House left in limbo as megabill talks continue – EVOL

Republican holdouts on the Senate-passed version of the party’s “big, beautiful bill” are huddling with House GOP leaders, who are holding open a vote to move the legislation forward as they negotiate.

The procedural vote remained stuck more than 90 minutes after it was first called. Seven Republicans have yet to vote, and several of them are gathered in a room off the House floor where Speaker Mike Johnson and other top leaders have been shuffling in and out.

Placating those hard-line fiscal hawks could be the final test of whether Republicans can send the massive domestic-policy bill to President Donald Trump’s desk before his arbitrary July 4 deadline.

Rep. Ralph Norman (R-S.C.), a member of the House Freedom Caucus, said his fellow holdouts on the megabill are deciding between “voting it down and sending it back [to the Senate] or getting our questions answered from the White House and supporting it.”

He added that discussions surround “what the administration can do” to implement the Senate bill in ways that would assuage the concerns conservatives have put forth.

White House Budget Director Russ Vought arrived at the room around 3:45 p.m. to walk through how the White House could find future spending cuts and how the administration plans implement the policies in the megabill — especially around rollbacks to federal food aid and clawbacks of clean-energy tax credits.

A key GOP holdout, Rep. Chip Roy of Texas, said in a Fox News interview that he was “trying to go through the bill and understand it” after railing against a number of the Senate’s changes.

“I will note that I have now gotten a little bit more information on some of the Medicaid stuff that I feel like it’s a little bit better than I originally anticipated, but I still have concerns,” he said, citing “massive reservations about the Green New Scam subsidies and the overall spending levels.”

The Capitol huddle follows meetings earlier in the day at the White House where Trump participated.

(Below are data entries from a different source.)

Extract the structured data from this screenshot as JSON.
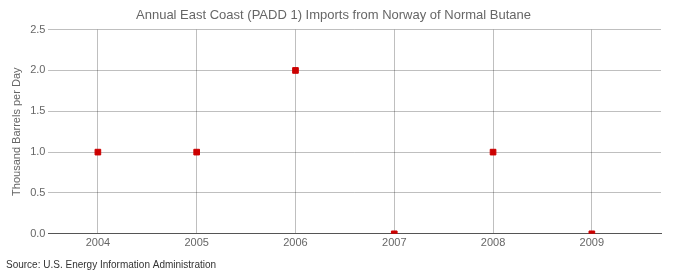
{
  "chart_data": {
    "type": "scatter",
    "title": "Annual East Coast (PADD 1) Imports from Norway of Normal Butane",
    "ylabel": "Thousand Barrels per Day",
    "source": "Source: U.S. Energy Information Administration",
    "x": [
      2004,
      2005,
      2006,
      2007,
      2008,
      2009
    ],
    "values": [
      1.0,
      1.0,
      2.0,
      0.0,
      1.0,
      0.0
    ],
    "color": "#cc0000",
    "marker": "square",
    "xlim": [
      2003.5,
      2009.7
    ],
    "ylim": [
      0.0,
      2.5
    ],
    "xticks": [
      2004,
      2005,
      2006,
      2007,
      2008,
      2009
    ],
    "yticks": [
      {
        "value": 0.0,
        "label": "0.0"
      },
      0.5,
      {
        "value": 1.0,
        "label": "1.0"
      },
      1.5,
      {
        "value": 2.0,
        "label": "2.0"
      },
      {
        "value": 2.5,
        "label": "2.5"
      }
    ],
    "grid": true
  }
}
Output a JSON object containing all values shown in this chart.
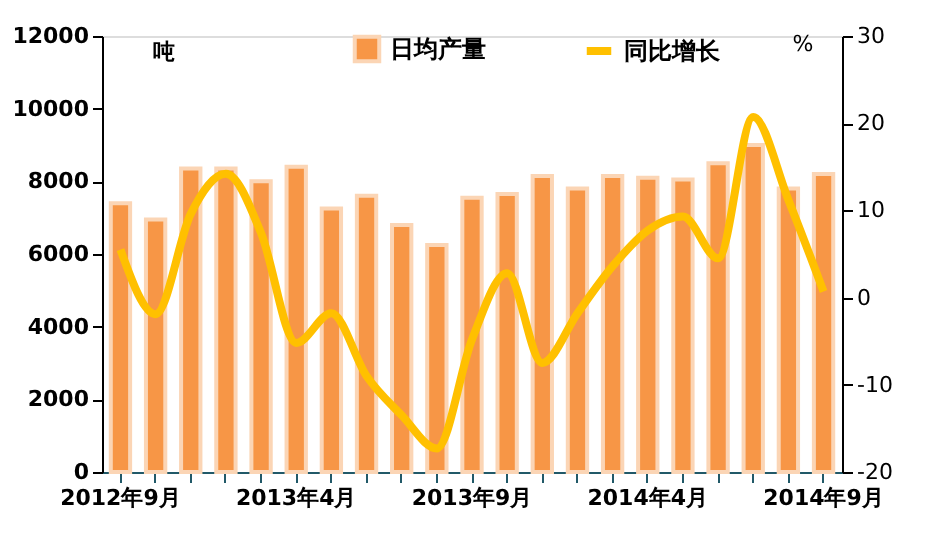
{
  "chart_data": {
    "type": "bar",
    "categories": [
      "2012年9月",
      null,
      null,
      null,
      null,
      "2013年4月",
      null,
      null,
      null,
      null,
      "2013年9月",
      null,
      null,
      null,
      null,
      "2014年4月",
      null,
      null,
      null,
      null,
      "2014年9月"
    ],
    "series": [
      {
        "name": "日均产量",
        "color": "#f79646",
        "values": [
          7400,
          6950,
          8350,
          8350,
          8000,
          8400,
          7250,
          7600,
          6800,
          6250,
          7550,
          7650,
          8150,
          7800,
          8150,
          8100,
          8050,
          8500,
          9000,
          7800,
          8200
        ]
      },
      {
        "name": "同比增长",
        "type": "line",
        "axis": "y2",
        "color": "#ffc000",
        "values": [
          5.5,
          -1.9,
          9.6,
          14.2,
          7.4,
          -5.2,
          -1.8,
          -9,
          -13.5,
          -17.3,
          -4.8,
          2.8,
          -7.5,
          -1.8,
          3.6,
          7.7,
          9.3,
          4.5,
          20.7,
          11.2,
          0.7
        ]
      }
    ],
    "ylabel": "吨",
    "y2label": "%",
    "ylim": [
      0,
      12000
    ],
    "yticks": [
      0,
      2000,
      4000,
      6000,
      8000,
      10000,
      12000
    ],
    "y2lim": [
      -20,
      30
    ],
    "y2ticks": [
      -20,
      -10,
      0,
      10,
      20,
      30
    ],
    "legend": "top",
    "grid": false,
    "marker": "none"
  }
}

“I think all of the momentum is in the right direction,” said Rep. Dusty Johnson, a South Dakota Republican who attended some of the White House meetings.

“The president did a really good job of noticeably moving members toward ‘yes.’”

There is GOP angst about the Senate’s deeper cuts to Medicaid than were in the bill the House passed weeks ago. There are also concerns from House lawmakers about their districts being able to access funds specifically earmarked for rural hospitals — an issue that Centers for Medicare and Medicaid Director Mehmet Oz tried to soothe at a White House meeting earlier in the day.